A drawn out Great Recession in the U.S. over the course of Barack Obama’s Presidency is prompting businesses to outsource operations to Mexico and contributes more to Mexicans leaving America than arriving, according to a new Pew Research study.
If Pew estimates are accurate, given inexact estimates of illegal immigrants, Mexico saw just over 1 million Mexicans and their families return from the U.S.. Meanwhile, about 870,000 left during the years 2009 to 2014. ABC 7 News reported on the study that put net flow of Mexicans to Mexico at 140,000.
A 2012 Pew Research study put net migration between the U.S. and Mexico at nearly even according to the ABC 7 report.
The report also quotes University of Southern California public policy professor Dowell Meyers as saying, “It’s not like all of a sudden they decided they missed their mothers.” Myers rather surmised, “The fact is, our recovery from the Great Recession has been miserable.
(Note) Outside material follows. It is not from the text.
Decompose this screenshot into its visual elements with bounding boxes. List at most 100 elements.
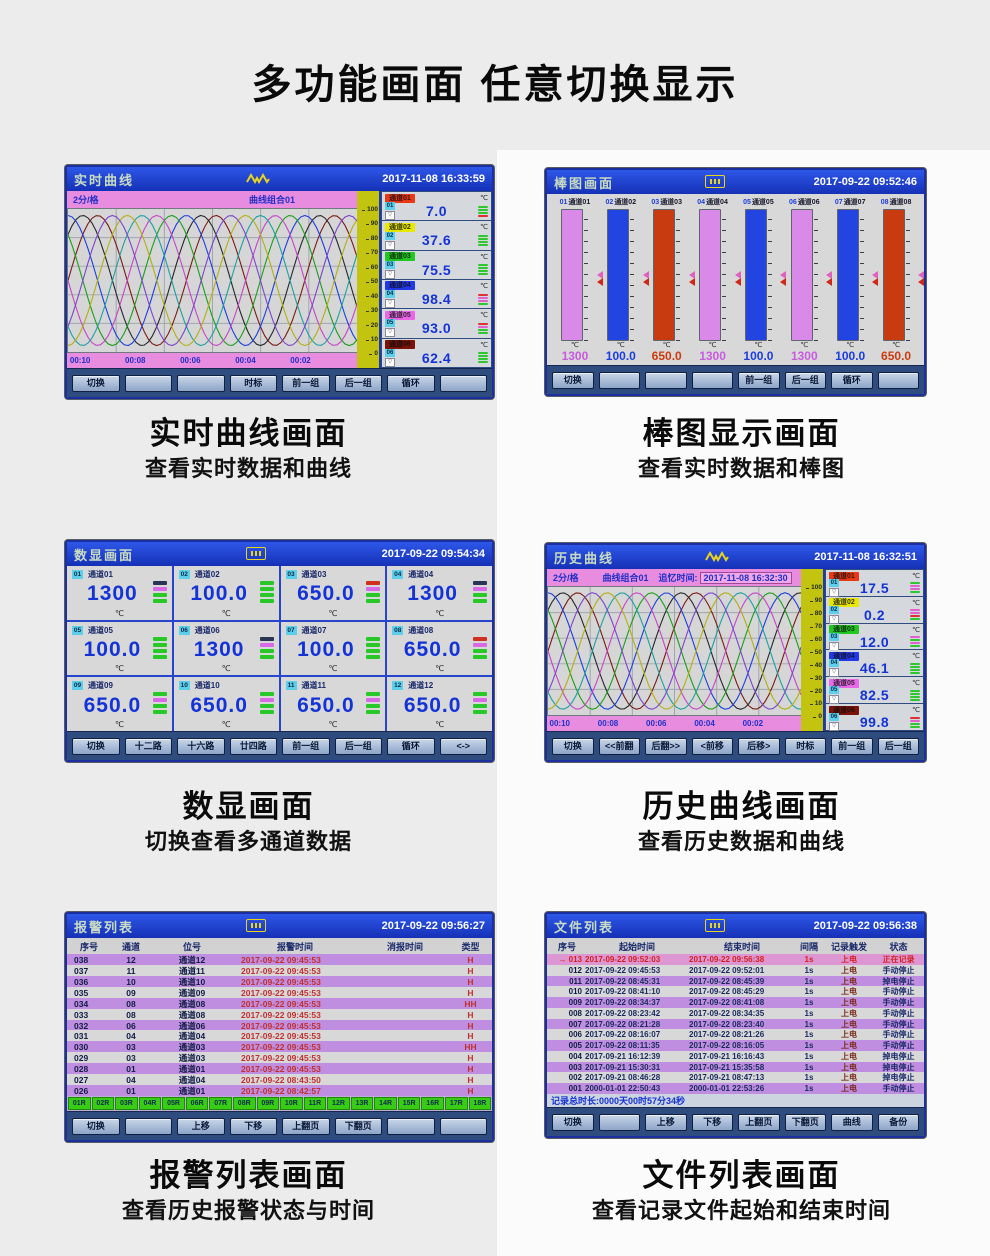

It’s been miserable for everyone.”
Last April the Associated Press reported, “Mexico has become the most attractive place in North America to build new automobile factories, a shift that has siphoned jobs from the U.S. and Canada, yet helped keep car and truck prices in check for consumers.”
Within the two years leading up to April 2015 eight automakers moved or announced plans to move manufacturing to Mexico. In the week just prior to the report both Toyota and Ford had made such announcements.
ABC 7 noted that automakers “Volkswagen AG, Ford Motor Co. and General Motors Corp. have built plants across central and northern Mexico that employ thousands, spawning auto-parts plants and other ripple effects.”
The employment cost chasm between the U.S. and Mexico is among the issues at the heart of the moves according to the AP. While a car manufacturer’s cost of labor in Mexico was a reported at an average $8 an hour – that’s for wages and benefits – General Motors payed an average $58 an hour in the U.S. and Volkswagon payed an average $38 an hour at it’s Tennessee factory. The Center for Automotive Research records Volkswagen’s $38 an hour at the lowest cost per hour in the entire United States.
2016 Presidential candidate Donald Trump recently called out car companies making the move to produce their product in Mexico. Breitbart News quoted Trump:
I’d call the head of Ford, or whatever company, but I’d call the head of Ford. I’d say, ‘Congratulations, I understand you’re building a massive plant, in Mexico, and you’re taking a lot of jobs away from us in Michigan and other places. I don’t like that. I don’t like it. I just don’t like it.’ And he’ll say, ‘Well, Mr. President. It’s wonderful, wonderful for the economy. Oh, great, just great.’ It’s wonderful for whose economy? Not for our economy. We lose on everything. We lose on jobs. We lose on money. We lose on everything. So, what I’d say is the following: ‘I don’t want you to do that. And if you do it, you’re not going to have any cars coming across the border unless you pay a 35% tax.’ That’s it. That’s it. No, that’s it! And they’re going to say — they’re going to say to me, ‘Mr. President, please, please, please.’ Now, I guarantee you. Let’s say I make this call at 9:00 in the morning, by 5:00 in the afternoon, I think the deal is done, they move back to the United States.
The Pew study used analysis of “U.S. and Mexican census data and a 2014 survey by Mexico’s National Institute of Statistics and Geography,” according to ABC 7. The survey out of Mexico asked respondents to document their own residential history. The Pew study then attributed attrition of Mexicans to Mexico from the U.S. to starting or reuniting with family and border enforcement measures in addition to U.S. economic woes.